Hualien Stone Sculpture Museum

Maria Rucker

Maria Rucker
Germany / Female

Maria Rucker

Maria Rucker

CV
Like a river changing the vagaries of its course, Maria Rucker's work has been carving a new channel during her tenure in Roswell. Long a stone sculptor, in the past her forms tended toward the highly geometric - whether recognizable or not. Yet her new work embraces a newfound set of biological concerns. Gone are the cold hard lines insisting on basic geometry. In their stead have come nuanced traces of animal forms recognizable as distinct species.

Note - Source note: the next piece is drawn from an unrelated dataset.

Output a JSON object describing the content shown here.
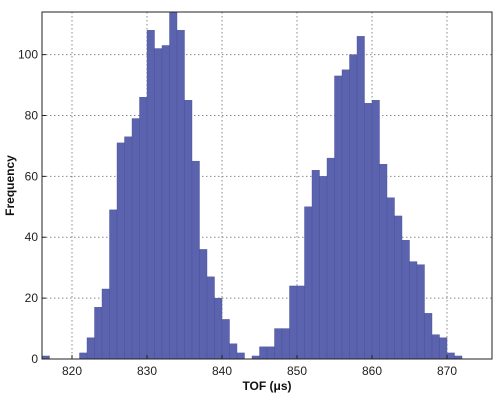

She finds the stone herself, often picking up local material discarded or unnoticed by others. Culling the offal of highway construction, or seizing the rock in the middle of a field, she finds in the wake of human presence beautiful chunks of alabaster, limestone and lava. From them she carves and polishes a hidden reality, and reveals the underlying structure of distinct creatures coming forth from the stone. It is as if these creatures have been liberated
from their matrix, and revealed to the world as a fresh manifestation of some-
thing we already sense.

These are glipses, not whole beasts; parts hinting at a greater whole. Teeth. Claws. Tusks. Beaks. Hooves. Paws. Noses. From these one can make out the recognizable forms of a menagerie of llamas, cows, dogs, horses, bats, humans. They are reminiscent of a fossil record, where the attributes of the beast lend a mysterious identity that melds stone, the hand of the artist, and the collective patterns of our primal brain into an aesthetic whole.

Rucker's works are beautiful, polished stone sculptures; living within a long-standing tradition of the western world as old as the notion of ""art"" itself. Carefully crafted and refined, her work exhibits a well developed sense of material that displays her love of stone for its durability. Her new sculptures are strong pieces; at once compelling and yet somehow comforting to look at. Seemingly they call back into the deep recesses of our brains, searching for ancient roots beyond our modern identities.